The French parliament earlier this month passed a new law that will tax digital giants on revenue accrued inside the country, even if their European headquarters are elsewhere, in a move that will affect US groups Google, Apple, Facebook and Amazon.
The move infuriated the United States which announced an unprecedented probe against France which could trigger the imposition of tariffs.
“It is going to be difficult, I know. The American position has hardened recently,” said Mr Le Maire ahead of his meeting with Mr Mnuchin, which was pushed back due to the US official’s delayed flight.
Mr Le Maire said he would make clear that the French parliament had agreed the tax and this could only be withdrawn if there was an international agreement.
In comments to France Inter radio, Le Maire said France would not back down with its plans to impose a three-percent tax on revenue that tech firms earn from French sales, despite the threat of US retaliation.

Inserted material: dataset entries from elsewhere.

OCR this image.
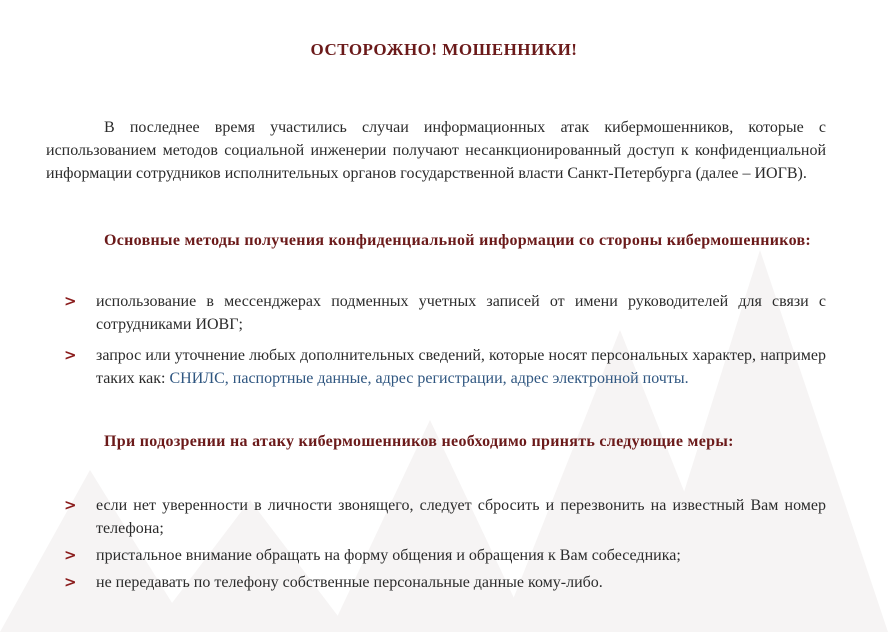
ОСТОРОЖНО! МОШЕННИКИ!

В последнее время участились случаи информационных атак кибермошенников, которые с использованием методов социальной инженерии получают несанкционированный доступ к конфиденциальной информации сотрудников исполнительных органов государственной власти Санкт-Петербурга (далее – ИОГВ).

Основные методы получения конфиденциальной информации со стороны кибермошенников:

>	использование в мессенджерах подменных учетных записей от имени руководителей для связи с сотрудниками ИОВГ;
>	запрос или уточнение любых дополнительных сведений, которые носят персональных характер, например таких как: СНИЛС, паспортные данные, адрес регистрации, адрес электронной почты.

При подозрении на атаку кибермошенников необходимо принять следующие меры:

>	если нет уверенности в личности звонящего, следует сбросить и перезвонить на известный Вам номер телефона;
>	пристальное внимание обращать на форму общения и обращения к Вам собеседника;
>	не передавать по телефону собственные персональные данные кому-либо.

“The possibility of US sanctions against France exists,” Mr Le Maire said. “There is a legal instrument for that and clearly there is the political will.”
Even before the final vote by French lawmakers, the US announced it was opening a so-called Section 301 investigation into the measure.
A Section 301 investigation was used by the Trump administration to justify tariffs on China.
But Mr Le Maire said: “France will not back down on the introduction of its national tax. It was decided upon, it was voted upon, it will be applied from 2019.”
The minister had late Tuesday expressed confidence that the G7 could find a consensus for an international accord which would be overseen by the Organisation for Economic Cooperation and Development (OECD).
“This would be the best way to solve this problem,” said Mr Le Maire.
France became the first major economy to pass such tax legislation last week when parliament gave its final approval.